Los derechos de los ciudadanos subyacen la prosperidad de los países. Las empresas se benefician de la libertad de movimiento de personas y el acceso al sistema de seguridad social (así como la pensión agregada) bajo el amparo de la legislación europea. En una encuesta realizada en abril 2017 por la Cámara de Comercio Británica y respondida por 117 empresas españolas y británicas, el 76% de las compañías identificó como primera prioridad los flujos de talento, por encima de regímenes normativos o aranceles. Profesionales de actividades tan diversas como la investigación, servicios profesionales o la cultura pueden desarrollar su actividad en distintos países miembros, gracias al reconocimiento de sus cualificaciones. Estudiantes pueden hacer la carrera en diferentes países de la Unión Europea, incrementando la competitividad sana entre universidades; y gracias al programa Erasmus muchos más gozan de una experiencia internacional que les enriquece y les prepara mejor para trabajar en un entorno cada vez más global. Las ventajas para los ciudadanos fortalecen a Europa, cultural y comercialmente.

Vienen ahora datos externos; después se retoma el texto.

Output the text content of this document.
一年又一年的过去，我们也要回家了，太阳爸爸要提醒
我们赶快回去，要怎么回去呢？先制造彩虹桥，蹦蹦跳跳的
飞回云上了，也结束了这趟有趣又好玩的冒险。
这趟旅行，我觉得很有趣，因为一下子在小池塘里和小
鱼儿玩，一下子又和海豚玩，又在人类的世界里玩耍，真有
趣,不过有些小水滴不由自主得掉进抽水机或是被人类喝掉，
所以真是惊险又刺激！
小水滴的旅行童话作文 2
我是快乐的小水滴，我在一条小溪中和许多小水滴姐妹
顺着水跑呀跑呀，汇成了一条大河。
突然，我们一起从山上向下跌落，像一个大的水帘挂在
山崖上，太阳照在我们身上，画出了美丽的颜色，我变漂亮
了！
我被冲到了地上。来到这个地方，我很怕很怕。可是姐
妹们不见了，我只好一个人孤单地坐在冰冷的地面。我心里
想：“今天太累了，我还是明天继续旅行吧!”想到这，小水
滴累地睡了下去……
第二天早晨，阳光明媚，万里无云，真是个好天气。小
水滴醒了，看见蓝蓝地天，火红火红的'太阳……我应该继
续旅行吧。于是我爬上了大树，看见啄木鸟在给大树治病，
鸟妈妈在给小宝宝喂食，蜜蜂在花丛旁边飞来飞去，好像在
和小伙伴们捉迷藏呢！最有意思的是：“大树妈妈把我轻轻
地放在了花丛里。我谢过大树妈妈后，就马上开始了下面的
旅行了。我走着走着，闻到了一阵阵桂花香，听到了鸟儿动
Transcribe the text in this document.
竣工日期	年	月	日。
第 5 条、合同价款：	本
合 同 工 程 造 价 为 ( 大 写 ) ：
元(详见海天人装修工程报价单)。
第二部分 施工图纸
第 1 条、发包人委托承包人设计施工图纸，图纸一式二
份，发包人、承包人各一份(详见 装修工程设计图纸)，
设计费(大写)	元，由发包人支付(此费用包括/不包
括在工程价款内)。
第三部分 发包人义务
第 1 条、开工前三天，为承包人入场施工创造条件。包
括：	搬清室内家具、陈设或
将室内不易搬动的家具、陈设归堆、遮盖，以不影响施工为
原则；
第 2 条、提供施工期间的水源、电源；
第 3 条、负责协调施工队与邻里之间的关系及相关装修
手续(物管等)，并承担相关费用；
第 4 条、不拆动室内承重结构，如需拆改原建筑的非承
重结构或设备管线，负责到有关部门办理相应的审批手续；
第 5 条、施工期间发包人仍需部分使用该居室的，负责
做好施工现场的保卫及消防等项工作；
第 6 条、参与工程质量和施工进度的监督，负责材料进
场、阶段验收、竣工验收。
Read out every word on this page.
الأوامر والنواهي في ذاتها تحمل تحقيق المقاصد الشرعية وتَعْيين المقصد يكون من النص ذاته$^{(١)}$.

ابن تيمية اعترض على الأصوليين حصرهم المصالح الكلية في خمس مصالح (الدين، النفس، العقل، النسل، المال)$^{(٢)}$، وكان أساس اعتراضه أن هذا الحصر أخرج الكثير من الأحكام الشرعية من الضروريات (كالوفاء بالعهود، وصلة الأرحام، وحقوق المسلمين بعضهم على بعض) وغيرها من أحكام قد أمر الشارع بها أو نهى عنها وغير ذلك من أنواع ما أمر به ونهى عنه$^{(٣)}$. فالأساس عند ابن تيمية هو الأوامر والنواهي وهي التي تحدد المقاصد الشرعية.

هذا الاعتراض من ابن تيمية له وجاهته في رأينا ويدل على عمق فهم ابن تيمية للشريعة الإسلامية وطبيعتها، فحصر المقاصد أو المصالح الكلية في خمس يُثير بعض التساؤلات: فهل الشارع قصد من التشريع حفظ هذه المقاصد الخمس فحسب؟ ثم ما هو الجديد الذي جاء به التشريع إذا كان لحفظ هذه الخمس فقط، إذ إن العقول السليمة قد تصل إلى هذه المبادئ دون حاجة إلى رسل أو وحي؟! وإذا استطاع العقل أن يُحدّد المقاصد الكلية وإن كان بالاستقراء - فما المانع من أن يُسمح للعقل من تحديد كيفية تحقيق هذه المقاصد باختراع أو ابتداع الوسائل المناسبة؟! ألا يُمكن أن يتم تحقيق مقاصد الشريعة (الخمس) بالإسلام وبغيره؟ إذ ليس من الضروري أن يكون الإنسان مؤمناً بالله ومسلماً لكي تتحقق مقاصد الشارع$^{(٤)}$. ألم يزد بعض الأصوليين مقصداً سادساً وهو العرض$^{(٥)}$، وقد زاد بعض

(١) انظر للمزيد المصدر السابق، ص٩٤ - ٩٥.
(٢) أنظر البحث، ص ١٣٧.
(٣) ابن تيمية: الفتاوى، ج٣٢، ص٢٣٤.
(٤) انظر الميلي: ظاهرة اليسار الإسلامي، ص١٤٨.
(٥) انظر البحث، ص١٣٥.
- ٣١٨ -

No obstante es difícil encontrar referencias explícitas a los ciudadanos de la Unión Europea antes del informe del Grupo de Reflexión presidido por Felipe González, que en las conclusiones que presentó al Parlamento Europeo en 2010, señaló la necesidad de aumentar el sentimiento de pertenencia al proyecto europeo y para ello, propuso que los Estados miembros concediesen derechos de voto en sus procesos electorales a los nacionales de otros Estados miembros, después de un cierto periodo de residencia y de pago de impuestos, así como la introducción de listas transfronterizas en las elecciones al Parlamento Europeo. Aunque el informe tuvo una acogida positiva, las recomendaciones siguen sin implantarse.

El Brexit supone una amenaza para los derechos de los ciudadanos europeos en el Reino Unido y los británicos en los estados de la UE 27. La Convención Europea sobre los Derechos Humanos únicamente reconoce el derecho a la vida particular y familiar y a la propiedad, pero no reconoce el derecho a trabajar o estudiar, el acceso a asistencia social o una pensión, ni siquiera la no-discriminación. De todos modos, hasta ahora el gobierno de Theresa May afirmaba que a partir del 30 de marzo de 2019, no reconocería la legislación europea. Ahora queda por ver la postura del nuevo gobierno aunque, como queda claro en un informe preparado para el Parlamento Europeo, no se reconocen los derechos adquiridos.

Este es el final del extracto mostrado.